Una squadra impeccabile
Qualità di lavoro, affidabilità, spesso vicinanza territoriale. Sono queste alcune delle particolarità che devono avere i fornitori di un’azienda che opera in un settore così delicato come quello dell’imballaggio alimentare.
«Lavoriamo con fornitori che siano in grado di darci sempre il meglio dal punto di vista qualitativo, dato che il nostro prodotto va a servire un mercato che, come il food, deve rispettare determinate caratteristiche operative e normative che disciplinano il contatto diretto degli imballaggi con gli alimenti – spiega Bassoli –  Sono ad esempio molti i produttori di polietilene usato per applicazioni non alimentari. Noi dobbiamo selezionare i nostri fornitori tra quelli invece che ci possono garantire un prodotto specifico per il settore alimentare, ma anche materiali completamente puri, privi di agenti inquinanti. Spesso dobbiamo infatti verificare che i nostri fornitori abbiamo anche tutti i macchinari e le tecnologie necessarie per proteggere i loro prodotti da eventuali inquinamenti, prima che arrivino nella nostra azienda».
Ciò significa procedure di lavoro il più possibile trasparenti, serietà di lavoro, offerta di prodotti della migliore qualità disponibile sul mercato. Senza dimenticare però l’importanza di una visione aziendale mirata al raggiungimento costante dell’eccellenza produttiva.
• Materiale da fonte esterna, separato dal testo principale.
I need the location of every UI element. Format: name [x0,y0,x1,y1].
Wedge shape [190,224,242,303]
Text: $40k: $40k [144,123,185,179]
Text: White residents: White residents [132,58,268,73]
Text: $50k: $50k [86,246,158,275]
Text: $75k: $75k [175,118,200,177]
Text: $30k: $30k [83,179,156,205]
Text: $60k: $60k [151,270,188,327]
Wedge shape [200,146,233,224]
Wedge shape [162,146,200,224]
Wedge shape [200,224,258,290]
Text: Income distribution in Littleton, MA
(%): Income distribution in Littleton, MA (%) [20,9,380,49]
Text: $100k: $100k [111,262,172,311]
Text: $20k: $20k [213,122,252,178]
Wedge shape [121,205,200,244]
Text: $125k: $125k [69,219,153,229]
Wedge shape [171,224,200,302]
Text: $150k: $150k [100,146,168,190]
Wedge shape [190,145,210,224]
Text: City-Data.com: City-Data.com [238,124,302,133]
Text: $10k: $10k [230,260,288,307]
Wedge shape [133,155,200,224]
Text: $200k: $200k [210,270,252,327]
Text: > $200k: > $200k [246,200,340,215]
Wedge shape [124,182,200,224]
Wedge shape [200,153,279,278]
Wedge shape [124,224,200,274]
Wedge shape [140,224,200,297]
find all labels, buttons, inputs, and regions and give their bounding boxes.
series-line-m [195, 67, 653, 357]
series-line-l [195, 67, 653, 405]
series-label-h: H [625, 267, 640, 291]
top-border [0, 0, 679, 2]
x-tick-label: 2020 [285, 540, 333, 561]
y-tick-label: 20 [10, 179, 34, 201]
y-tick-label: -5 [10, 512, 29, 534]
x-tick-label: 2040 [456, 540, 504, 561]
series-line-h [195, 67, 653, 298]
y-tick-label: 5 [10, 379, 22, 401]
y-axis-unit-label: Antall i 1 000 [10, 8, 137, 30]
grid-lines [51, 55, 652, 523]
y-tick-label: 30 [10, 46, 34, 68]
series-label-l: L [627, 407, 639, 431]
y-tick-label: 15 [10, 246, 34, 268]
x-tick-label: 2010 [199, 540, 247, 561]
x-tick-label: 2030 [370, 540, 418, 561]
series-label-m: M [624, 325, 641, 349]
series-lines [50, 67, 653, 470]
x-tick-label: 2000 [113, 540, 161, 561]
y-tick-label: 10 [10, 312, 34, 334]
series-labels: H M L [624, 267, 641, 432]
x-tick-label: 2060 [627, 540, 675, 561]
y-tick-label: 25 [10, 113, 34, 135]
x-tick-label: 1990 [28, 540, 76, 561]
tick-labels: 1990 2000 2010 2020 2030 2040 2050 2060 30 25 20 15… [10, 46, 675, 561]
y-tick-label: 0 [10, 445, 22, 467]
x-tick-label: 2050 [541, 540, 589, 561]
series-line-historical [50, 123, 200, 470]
«Cerchiamo di avere con i nostri fornitori rapporti sempre continuativi e duraturi – spiega Villiam Bassoli – La conoscenza e l’impegno reciproci nel cercare di affrontare insieme le varie problematiche che ci vengono poste dai clienti sono essenziali per il nostro lavoro con i fornitori. Spesso insieme a loro si studiano materiali nuovi adatti a particolari tipi di applicazioni. É quindi importante che queste aziende abbiano un laboratorio destinato ad attività di Ricerca & Sviluppo, per testare nuovi prodotti e studiare nuove soluzioni da proporre al mercato».

La regola del vicino di casa
Dato che i fornitori della Albertazzi vengono selezionati sulla base dei servizi specifici che sono in grado di offrire, va da sé che l’azienda di Correggio, stringa rapporti commerciali strategici non solo tra le mura di casa: «Abbiamo fornitori che arrivano da Paesi specifici a seconda del prodotto che andiamo ad acquistare – spiega il responsabile acquisti – Per i materiali esterni che formano l’imballaggio, ad esempio, ci sono pochi fornitori europei specializzati, quindi dobbiamo acquistare molto materiale dall’Est, in particolare dalla Turchia, dalla Cina e dal Golfo Persico, ovvero da tutte quelle aree dove sono presenti i maggiori produttori di petrolio, vista la tipologia dei nostri prodotti. Per i film saldanti, ovvero quelli che vanno a contatto diretto con gli alimenti, abbiamo invece tutti fornitori locali, italiani e soprattutto del Centro-Nord Italia. In funzione di specifiche caratteristiche qualitative ed economiche possiamo far riferimento anche a fornitori europei, ma solitamente, quando possibile, scegliamo aziende locali, che ci possano sempre assicurare una maggiore qualità logistica, tempi veloci di consegna e di risposta in caso di particolari necessità produttive».